Matrix bound SFD mutant TIMP-3 is more stable than wild type TIMP-3.

BACKGROUND

Sorsby's fundus dystrophy (SFD) is a degenerative retinopathy characterised by accumulation of mutant TIMP-3 protein in Bruch's membrane.

AIM

To compare the stability of matrix bound SFD mutant TIMP-3s with wild type TIMP-3.

METHODS

COS-7 cells were transfected with plasmids containing wild type, Ser 181, Gly-167, Ser-156, and Tyr-168 TIMP-3 cDNA. The cells and their matrices were subsequently harvested and homogenised.
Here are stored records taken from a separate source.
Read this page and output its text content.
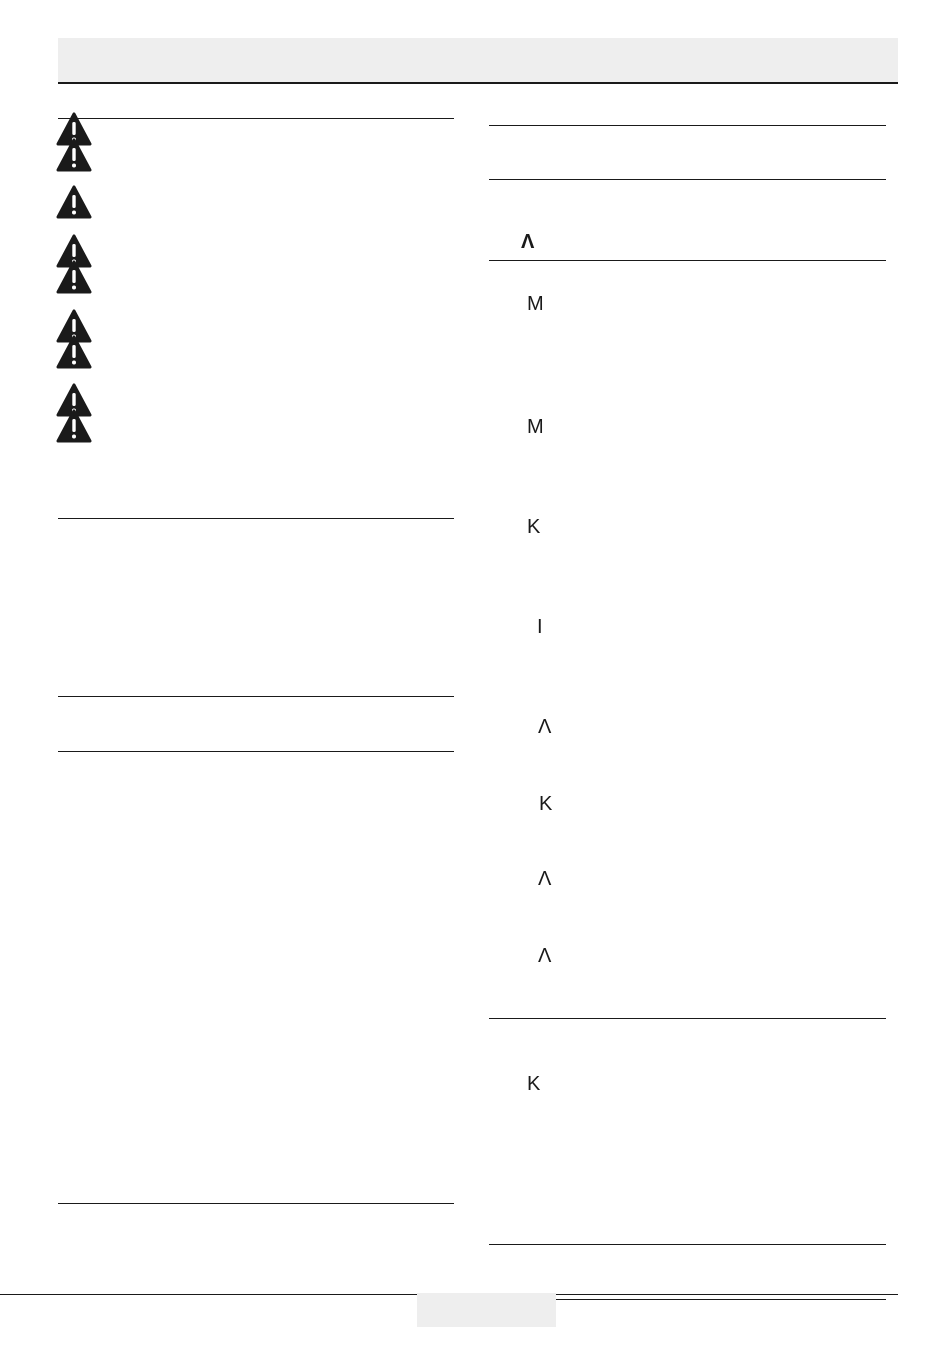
Λ
M
M
K
I
Λ
K
Λ
Λ
K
After measuring the bound wild type and SFD mutant TIMP-3 concentrations by ELISA, aliquots of the homogenates were heated to 100 degrees C. The rates of denaturation of the TIMP proteins at this temperature were monitored by reverse zymography.

RESULTS

Over a period of 24 h at 100 degrees C the biological activity of both wild type and SFD mutant TIMP-3 was lost. Over a period of 6 h at this temperature the biological activity of the SFD mutant TIMP-3s was fully retained whereas that of the wild type TIMP-3 was lost.

CONCLUSION

Matrix bound SFD mutant TIMP-3s are thermodynamically more stable than wild type. This may explain why SFD starts earlier in life than age related macular degeneration.